Where's the code at? Just looks like a service.
Dunno where it's hiding. I know Arantor managed to reverse engineer it. Which he said was a bit of a mission. Could try asking him about it.
Or, you could just ask the dude who wrote it if he would be prepared to part with code for a good cause.
Since what it does is a sort of compression, wouldn't be easier to serve the files as gzip packages?
ETA: of course it doesn't mean it's easier because I always had problems in sending gzip instead of plain text files. O:-)
Never heard of it before ...
Certainly doing some form of compression wrapper, gzip or other. I'm probably wrong but I think that would mean the browser has to uncompressed the file each time its used? Or maybe it can uncompress it just once to the browser cache?
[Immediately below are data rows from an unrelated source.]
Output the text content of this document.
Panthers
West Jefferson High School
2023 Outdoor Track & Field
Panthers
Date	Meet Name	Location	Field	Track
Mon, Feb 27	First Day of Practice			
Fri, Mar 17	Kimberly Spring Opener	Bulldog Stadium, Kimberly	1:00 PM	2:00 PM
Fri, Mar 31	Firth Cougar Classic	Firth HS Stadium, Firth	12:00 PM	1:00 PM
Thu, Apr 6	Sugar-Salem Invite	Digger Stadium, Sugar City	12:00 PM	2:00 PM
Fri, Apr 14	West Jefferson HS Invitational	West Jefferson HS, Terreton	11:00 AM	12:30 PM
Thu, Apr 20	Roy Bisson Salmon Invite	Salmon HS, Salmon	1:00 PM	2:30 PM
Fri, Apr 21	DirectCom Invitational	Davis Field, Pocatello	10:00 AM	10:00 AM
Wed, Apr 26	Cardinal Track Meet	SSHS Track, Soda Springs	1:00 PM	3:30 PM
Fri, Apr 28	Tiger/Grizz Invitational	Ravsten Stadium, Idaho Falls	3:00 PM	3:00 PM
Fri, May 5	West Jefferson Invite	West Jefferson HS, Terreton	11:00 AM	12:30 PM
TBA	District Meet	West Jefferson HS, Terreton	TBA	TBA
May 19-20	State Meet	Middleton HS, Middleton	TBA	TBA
You save some amount of single time bandwidth (since the files are cached by the browser) at the expense of the computational overhead of uncompressing them. Not sure which would end up better, probably chasing gnat farts.
What the site does is basically: convert all the js to a text string, find some repeated patterns and replace them with placeholders, then wrap everything into some code that, client-side, does the "counter replacement" putting back the repeated patterns and ends with an equivalent of eval(string_of_code).
Yeah, what Ema said, AFAICT. Makes for very small files without gzipping.
So it does require the client to "unpack" the JS file before it can be used, and perhaps each time ... interesting concept, not sure about whats really better for the client, a few more bits or a bit more processing.
Dunno. If it aint done with CSS, I have no idea. :P I just thought it was interesting and was wondering if it was worthwhile.
It should give less load on the server, and less bandwidth usage. Client? Not so sure. I suppose I could drop the dude an email and ask.
I think we're better off without having the client do decompression at the Javascript level.